Batılılaşmaya karşı olduğunu savunan Pakdil, gençlere bir yandan da Batı eserlerini öneriyordu. Bu yaklaşım karşısında ise, söylediği şuydu:
“Nuri Pakdil Batılılaşma'ya ve batı taklitçiliğine karşıdır. Batının edebi değerlerinin, düşünce hareketlerinin okunması, incelenmesi taraftarıyım.

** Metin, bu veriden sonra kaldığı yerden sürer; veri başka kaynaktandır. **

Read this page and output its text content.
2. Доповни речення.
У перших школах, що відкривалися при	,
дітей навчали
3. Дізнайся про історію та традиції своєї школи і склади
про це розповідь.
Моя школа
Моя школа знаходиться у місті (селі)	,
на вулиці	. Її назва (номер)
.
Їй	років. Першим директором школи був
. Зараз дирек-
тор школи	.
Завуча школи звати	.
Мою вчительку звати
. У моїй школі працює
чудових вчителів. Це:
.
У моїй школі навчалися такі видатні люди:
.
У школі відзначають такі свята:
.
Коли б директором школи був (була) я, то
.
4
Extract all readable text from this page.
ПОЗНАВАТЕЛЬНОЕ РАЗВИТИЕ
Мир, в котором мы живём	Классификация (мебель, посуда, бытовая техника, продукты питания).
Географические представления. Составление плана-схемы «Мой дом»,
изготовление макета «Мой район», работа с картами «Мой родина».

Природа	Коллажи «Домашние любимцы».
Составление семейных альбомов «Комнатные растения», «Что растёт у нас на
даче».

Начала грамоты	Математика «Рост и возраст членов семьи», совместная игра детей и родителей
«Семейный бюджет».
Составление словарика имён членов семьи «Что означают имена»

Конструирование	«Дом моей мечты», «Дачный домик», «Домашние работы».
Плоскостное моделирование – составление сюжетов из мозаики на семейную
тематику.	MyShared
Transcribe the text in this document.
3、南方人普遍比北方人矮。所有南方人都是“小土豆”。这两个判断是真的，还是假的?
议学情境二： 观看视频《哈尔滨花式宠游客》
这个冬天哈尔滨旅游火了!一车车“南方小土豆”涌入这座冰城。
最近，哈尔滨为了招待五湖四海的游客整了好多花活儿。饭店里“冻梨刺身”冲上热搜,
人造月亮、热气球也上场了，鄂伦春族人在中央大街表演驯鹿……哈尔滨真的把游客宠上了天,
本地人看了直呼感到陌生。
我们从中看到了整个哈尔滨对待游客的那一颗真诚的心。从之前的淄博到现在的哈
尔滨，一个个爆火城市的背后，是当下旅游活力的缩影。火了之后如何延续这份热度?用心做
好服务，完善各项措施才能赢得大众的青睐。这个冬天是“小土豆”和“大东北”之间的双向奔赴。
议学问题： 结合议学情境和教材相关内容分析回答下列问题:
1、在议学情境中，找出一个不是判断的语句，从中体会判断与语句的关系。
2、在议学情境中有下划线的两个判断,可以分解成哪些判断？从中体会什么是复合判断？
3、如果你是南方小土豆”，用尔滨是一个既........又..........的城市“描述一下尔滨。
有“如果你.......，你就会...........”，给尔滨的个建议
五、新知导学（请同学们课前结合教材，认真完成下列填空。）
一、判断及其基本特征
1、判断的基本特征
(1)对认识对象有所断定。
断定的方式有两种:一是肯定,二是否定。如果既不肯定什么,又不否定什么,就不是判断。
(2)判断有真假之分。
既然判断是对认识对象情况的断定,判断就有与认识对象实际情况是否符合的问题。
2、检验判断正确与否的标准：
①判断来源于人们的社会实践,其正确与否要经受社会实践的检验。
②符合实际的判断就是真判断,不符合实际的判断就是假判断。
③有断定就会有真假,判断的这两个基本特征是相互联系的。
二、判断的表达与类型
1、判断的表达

Nitekim ben özellikle Rus ve Fransız edebiyatının bütün büyük eserlerini hassasiyetle okumuş bir insanım, Fransızcadan çeviriler de yaptım.”
“Gençlerimize ve geleceğimize hep umutla bakıyorum” diyen, devrimci, İslamcı şair kimliği ile edebiyatımızı şereflendiren, Kudüs Şairi, Yedi Güzel Adam'ın ağabeyi bir Nuri Pakdil, 18 Ekim'de geride değerli eserler bırakarak 85 yaşında geçti bu dünyadan…
NURİ PAKDİL'İN KİTAPLARI
Harikalar Tablosu / Prevert, Oyun/Çeviri, Temmuz 1974.
Ay Operası / Prevert, Şiir/Çeviri, Nisan 1975.
Biat II, Deneme, Ocak 1977.
Bağlanma, Deneme, Şubat 1979.
Bir Yazarın Notları II, Deneme, Aralık 1980.
Put Yapımevleri, Oyun, Nisan 1980.
Biat III, Deneme, Nisan 1981.
Anneler ve Kudüsler (Şiir)
Bir Yazarın Notları III, Deneme, Mayıs 1981.
Kasırganın Çatırtıları / Guillevic, Şiir/Çeviri, Mayıs 1981.
Bir Yazarın Notları IV, Deneme, Eylül 1982.
Kalbimin Üstünde Bir Avuç Güneş, Oyun, Haziran 1982.
Edebiyat Kulesi, Deneme, Şubat 1984.
Sükût Sûretinde, Şiir, Şubat 1997.
Derviş Hüneri, Deneme, Mart 1997.
Batı Notları, Gezi-İzlenim, Mart 1997.
Arap Saati, Deneme, Mayıs 1997.
Umut, Oyun, Haziran 1997.
Ahid Kulesi, Şiir, Haziran 1997.
Korku, Oyun, Ağustos 1997.
Klas Duruş, Deneme, Ekim 1997.
Arap Şiiri (Güldeste) I, Şiir/Çeviri, Haziran 1998.
Arap Şiiri (Güldeste) II, Şiir/Çeviri, Haziran 1998.
Kalem Kalesi, Deneme, Ekim 1998.
Bir Yazarın Notları I, Deneme, Mart 1999.
Osmanlı Simitçiler Kasîdesi, Şiir, Temmuz 1999.
Otel Gören Defterler 1: Çarpışan Sesler, Deneme, Aralık 1999.
Otel Gören Defterler 2: Yazının Epik Resmi Çekildiği Sırada, Deneme, Mayıs 2000.
Otel Gören Defterler 3: Büyük Sorgu, Deneme, Kasım 2001.
Otel Gören Defterler 4: Simsiyah, Deneme, Nisan 2002.
Otel Gören Defterler 5: Ateş Hattında Harf Müfrezeleri, Deneme, Ocak 2003.
Otel Gören Defterler 6: Yazmak Bir Mûcize, Deneme, Haziran 2005.